According to the Securities Commission of Malaysia (SC), 45 of the top 100 companies in Malaysia currently do not have majority independent directors on their board. The changes are aimed at improving impartiality in decision-making and effective oversight of management, it said.

As it is, women make up 16.8% of boards and 25.6% of top management and only 7.2% of 972 CEOs are women, the SC said.

The new code also introduces a two-tier voting process for boards that choose to retain independent directors who have served for more than 12 years. For the resolution to pass, the two-tier voting would need a positive vote from both: (a) the largest shareholder or those with more than 33% stake and (b) shareholders other than the large shareholders.

If a board chooses to retain an independent director beyond nine years of service, it should provide justification and seek annual shareholders' approval. An independent director who has served more than nine years may continue to serve on the board as non-independent director.

According to the SC, some 810 independent directors have served more than nine years with the longest serving independent director having served as much as 37 years. At least 52 companies did not table specific resolutions for reappointment of independent directors, it adds.
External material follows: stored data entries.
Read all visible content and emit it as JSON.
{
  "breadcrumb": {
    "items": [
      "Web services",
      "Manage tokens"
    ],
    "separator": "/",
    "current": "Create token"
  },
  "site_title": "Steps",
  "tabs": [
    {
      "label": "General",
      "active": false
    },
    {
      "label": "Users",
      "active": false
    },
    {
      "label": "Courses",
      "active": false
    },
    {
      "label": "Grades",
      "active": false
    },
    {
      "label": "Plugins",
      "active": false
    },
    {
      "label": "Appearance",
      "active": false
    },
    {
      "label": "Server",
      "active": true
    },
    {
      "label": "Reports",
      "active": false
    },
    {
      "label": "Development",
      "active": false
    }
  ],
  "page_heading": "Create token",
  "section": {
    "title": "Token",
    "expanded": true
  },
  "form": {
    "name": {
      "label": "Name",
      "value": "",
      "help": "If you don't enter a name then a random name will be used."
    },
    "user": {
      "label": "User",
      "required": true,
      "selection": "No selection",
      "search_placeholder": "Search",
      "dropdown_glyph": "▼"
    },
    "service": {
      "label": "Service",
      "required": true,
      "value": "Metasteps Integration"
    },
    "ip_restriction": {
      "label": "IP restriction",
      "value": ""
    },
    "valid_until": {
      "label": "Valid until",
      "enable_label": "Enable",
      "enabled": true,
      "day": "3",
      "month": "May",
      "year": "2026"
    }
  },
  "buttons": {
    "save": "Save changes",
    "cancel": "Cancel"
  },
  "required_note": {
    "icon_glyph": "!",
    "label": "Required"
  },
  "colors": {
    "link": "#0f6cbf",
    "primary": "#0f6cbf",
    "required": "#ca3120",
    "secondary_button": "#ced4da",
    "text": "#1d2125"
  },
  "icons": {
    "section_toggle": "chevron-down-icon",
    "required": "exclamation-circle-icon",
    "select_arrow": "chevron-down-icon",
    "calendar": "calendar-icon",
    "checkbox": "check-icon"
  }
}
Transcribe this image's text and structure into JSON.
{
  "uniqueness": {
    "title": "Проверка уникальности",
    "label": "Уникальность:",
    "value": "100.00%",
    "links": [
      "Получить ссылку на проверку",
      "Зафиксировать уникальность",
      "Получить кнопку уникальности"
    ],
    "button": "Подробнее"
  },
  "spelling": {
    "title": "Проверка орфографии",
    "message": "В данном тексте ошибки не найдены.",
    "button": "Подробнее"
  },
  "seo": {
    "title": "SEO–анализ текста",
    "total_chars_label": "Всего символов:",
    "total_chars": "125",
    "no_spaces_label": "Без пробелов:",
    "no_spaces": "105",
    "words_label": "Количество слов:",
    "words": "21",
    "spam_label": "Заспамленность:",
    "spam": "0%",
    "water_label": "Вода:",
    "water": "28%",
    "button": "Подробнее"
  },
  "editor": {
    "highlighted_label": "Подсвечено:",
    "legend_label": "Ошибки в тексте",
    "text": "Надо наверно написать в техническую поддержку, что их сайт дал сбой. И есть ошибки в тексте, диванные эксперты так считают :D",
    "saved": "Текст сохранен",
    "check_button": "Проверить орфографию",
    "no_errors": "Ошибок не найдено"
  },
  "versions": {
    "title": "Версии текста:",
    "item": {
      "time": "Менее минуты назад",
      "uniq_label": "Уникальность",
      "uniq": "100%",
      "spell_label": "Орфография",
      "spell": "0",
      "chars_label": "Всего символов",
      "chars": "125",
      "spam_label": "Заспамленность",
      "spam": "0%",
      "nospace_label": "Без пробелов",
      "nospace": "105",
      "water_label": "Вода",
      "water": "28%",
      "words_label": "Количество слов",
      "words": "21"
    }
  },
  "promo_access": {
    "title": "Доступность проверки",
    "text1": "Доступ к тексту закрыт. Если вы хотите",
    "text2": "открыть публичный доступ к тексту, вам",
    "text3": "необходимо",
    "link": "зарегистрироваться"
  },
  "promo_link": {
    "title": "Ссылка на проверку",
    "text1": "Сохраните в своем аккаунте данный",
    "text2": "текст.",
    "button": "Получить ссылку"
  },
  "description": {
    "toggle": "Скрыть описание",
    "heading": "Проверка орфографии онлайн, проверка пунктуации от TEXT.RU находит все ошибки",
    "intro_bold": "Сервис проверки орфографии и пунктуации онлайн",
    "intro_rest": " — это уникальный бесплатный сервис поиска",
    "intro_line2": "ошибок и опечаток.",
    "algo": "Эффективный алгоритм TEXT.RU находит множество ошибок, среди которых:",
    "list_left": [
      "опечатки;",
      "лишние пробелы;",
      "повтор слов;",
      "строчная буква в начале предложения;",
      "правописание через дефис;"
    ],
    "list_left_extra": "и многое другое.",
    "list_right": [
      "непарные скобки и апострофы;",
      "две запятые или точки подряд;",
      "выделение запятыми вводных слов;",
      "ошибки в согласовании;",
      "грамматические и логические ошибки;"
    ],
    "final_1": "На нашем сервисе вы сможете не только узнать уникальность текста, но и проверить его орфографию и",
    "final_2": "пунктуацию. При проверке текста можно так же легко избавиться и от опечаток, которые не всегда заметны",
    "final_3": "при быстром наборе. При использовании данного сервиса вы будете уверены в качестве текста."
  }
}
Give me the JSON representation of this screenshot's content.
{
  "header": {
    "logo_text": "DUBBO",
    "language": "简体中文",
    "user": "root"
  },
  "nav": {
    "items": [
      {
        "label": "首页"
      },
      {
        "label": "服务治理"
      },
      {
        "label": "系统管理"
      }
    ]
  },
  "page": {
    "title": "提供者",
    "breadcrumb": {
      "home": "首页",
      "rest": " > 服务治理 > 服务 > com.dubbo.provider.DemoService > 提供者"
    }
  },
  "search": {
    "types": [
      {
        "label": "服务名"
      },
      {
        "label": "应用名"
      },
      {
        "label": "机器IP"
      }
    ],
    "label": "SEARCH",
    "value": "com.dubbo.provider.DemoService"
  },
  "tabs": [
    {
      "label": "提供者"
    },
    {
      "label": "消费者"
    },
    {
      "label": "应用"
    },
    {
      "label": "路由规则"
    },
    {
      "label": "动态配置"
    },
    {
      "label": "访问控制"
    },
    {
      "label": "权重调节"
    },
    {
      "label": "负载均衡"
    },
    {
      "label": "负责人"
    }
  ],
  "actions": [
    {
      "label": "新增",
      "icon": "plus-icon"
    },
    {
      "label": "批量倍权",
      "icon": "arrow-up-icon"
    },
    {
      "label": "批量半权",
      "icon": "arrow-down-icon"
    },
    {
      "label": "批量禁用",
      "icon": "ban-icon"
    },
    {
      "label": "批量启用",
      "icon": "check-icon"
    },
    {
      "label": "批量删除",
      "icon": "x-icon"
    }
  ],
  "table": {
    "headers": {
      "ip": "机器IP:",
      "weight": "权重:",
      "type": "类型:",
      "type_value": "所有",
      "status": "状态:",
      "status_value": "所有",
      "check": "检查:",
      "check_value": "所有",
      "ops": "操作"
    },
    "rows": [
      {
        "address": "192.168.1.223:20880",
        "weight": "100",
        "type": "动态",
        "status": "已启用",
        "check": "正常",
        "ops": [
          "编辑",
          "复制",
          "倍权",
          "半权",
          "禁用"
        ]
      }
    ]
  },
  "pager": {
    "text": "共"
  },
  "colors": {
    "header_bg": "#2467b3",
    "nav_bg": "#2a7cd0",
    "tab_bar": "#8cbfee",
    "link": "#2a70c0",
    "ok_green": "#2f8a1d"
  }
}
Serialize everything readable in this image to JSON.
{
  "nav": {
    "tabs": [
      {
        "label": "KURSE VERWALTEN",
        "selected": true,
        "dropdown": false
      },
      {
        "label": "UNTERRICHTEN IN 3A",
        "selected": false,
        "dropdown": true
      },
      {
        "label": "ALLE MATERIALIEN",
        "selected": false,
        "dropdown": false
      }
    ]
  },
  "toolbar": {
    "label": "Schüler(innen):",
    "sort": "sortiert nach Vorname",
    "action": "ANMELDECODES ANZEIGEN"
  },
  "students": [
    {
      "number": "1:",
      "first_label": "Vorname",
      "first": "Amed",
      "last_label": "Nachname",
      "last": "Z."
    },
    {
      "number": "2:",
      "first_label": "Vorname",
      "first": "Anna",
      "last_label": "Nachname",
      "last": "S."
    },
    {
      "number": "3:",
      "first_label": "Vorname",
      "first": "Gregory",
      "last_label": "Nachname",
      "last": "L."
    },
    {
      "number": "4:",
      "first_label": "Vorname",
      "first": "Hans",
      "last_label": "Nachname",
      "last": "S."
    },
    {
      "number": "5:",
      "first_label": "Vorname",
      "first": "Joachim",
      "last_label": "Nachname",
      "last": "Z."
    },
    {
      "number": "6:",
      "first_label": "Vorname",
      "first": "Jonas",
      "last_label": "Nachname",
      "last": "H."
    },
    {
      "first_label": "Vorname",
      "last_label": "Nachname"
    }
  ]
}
Compliance to the MCCG is not mandatory but serves as a benchmark for companies that aspire to adopt strong corporate governance practices and provide fair and meaningful disclosures for the benefit of all stakeholders.

Companies that depart from the MCCG practices are expected to have an alternative practice and explain how the latter achieves the intended outcome. Large companies that depart from the recommended practice are also required to disclose actions they have taken or will take, and the time frame required to apply the practice.

The MCCG is available on the SC website and will also be translated to Bahasa Malaysia and Mandarin. The SC also said it will also leverage technology for reporting and monitoring of corporate governance practices.